Cuba’s Cosmopolitan Enclaves

Sunday, January 5, 2025: 8:50 AM
Bryant Room (New York Hilton)
Frances Peace Sullivan, Berklee College of Music
This presentation chronicles Black internationalist activism in a place where we might least expect itthe US-dominated enclaves of northeastern Cuba in the 1920s and 1930s. At the dawn of the twentieth century, powerful US multinational corporations transformed northern Oriente from a region of multi-racial independent cultivators into one of the most concentrated zones of US economic imperialism in the Americas. In an attempt to insulate sugar production from political turbulence and labor instability, sugar companies imported workers from the British West Indies and Haiti, hoping they would be isolated in Cuba. By the late 1910s, the region was seen as quintessential spaces of company dominance, isolation, and labor subjugation.
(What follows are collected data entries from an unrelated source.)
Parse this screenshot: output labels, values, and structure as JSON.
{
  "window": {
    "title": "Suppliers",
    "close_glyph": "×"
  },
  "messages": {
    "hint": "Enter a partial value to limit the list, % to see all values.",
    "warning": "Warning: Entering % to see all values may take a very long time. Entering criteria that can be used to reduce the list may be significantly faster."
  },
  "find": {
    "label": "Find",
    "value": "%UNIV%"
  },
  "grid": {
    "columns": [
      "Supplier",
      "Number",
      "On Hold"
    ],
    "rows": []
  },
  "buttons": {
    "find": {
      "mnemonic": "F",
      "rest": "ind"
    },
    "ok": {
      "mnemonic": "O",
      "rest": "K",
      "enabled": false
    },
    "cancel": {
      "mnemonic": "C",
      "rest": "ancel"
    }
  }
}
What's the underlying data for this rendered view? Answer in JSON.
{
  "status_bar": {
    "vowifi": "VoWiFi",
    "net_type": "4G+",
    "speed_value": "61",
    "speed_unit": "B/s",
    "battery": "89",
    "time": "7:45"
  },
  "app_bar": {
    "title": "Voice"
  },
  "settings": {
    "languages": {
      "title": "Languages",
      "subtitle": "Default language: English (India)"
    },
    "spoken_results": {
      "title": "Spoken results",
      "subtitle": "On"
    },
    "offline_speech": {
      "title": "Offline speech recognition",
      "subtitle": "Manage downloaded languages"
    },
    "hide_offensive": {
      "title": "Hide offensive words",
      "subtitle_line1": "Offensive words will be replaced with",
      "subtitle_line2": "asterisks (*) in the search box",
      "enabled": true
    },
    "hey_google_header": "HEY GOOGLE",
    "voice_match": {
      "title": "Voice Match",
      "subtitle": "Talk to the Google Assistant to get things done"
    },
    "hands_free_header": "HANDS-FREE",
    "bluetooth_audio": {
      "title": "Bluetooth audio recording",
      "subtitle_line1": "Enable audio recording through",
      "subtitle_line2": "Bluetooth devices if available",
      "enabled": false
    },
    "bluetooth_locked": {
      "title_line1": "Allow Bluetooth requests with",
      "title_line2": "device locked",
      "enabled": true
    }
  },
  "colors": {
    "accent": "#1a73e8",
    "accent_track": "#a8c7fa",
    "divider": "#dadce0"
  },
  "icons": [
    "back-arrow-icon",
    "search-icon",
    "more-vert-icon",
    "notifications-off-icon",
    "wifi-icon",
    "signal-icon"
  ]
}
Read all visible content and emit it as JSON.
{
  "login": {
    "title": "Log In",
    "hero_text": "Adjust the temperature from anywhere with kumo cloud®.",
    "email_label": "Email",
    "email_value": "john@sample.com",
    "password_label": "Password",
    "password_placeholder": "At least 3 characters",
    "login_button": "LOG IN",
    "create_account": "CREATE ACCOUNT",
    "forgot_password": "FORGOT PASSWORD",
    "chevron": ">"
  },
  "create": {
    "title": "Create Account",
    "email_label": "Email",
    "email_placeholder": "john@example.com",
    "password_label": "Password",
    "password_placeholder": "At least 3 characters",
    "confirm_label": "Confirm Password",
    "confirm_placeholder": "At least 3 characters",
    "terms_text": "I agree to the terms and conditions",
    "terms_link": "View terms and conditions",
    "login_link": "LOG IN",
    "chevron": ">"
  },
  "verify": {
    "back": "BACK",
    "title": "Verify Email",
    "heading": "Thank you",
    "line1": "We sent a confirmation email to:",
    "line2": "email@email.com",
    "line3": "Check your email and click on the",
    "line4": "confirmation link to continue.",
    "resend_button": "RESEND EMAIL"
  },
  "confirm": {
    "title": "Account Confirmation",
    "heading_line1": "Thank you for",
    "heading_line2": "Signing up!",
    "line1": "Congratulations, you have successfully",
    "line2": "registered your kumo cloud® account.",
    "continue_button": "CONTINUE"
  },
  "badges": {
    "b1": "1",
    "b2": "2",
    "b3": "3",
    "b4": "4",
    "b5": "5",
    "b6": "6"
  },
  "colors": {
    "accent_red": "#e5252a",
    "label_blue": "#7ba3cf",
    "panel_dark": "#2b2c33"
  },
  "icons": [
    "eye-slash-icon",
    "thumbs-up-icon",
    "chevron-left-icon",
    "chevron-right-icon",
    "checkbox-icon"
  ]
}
Yet, it was in northern Oriente that several transnational movements for race and class solidarity proliferated. In the early 1920s, immigrant sugar workers in northern Oriente led the Caribbean arm of Marcus Garvey’s Universal Negro Improvement Association (UNIA), the largest Black organization in world history. In 1933, Haitian, British West Indian, and Cuban workers collaborated in a strike wave that shook the sugar industry, as strikers ceased production and took over three dozen sugar mills. The communist left heralded this multi-racial, multinational revolutionary strike at the heart of US imperialism, and the insurgency upended prevalent notions about where the hearts of global radicalism were situated. In the late 1930s, Afro-Cubans from the region volunteered to support the Spanish Republic against Franco’s fascist insurrection in Spain. In short, northeastern Cuba, a space that epitomizes the potentially totalizing power of imperialist enclaves, emerged as a both a key node in transnational solidarity movements and as a focal point for oppositional visions of resistance in the interwar period.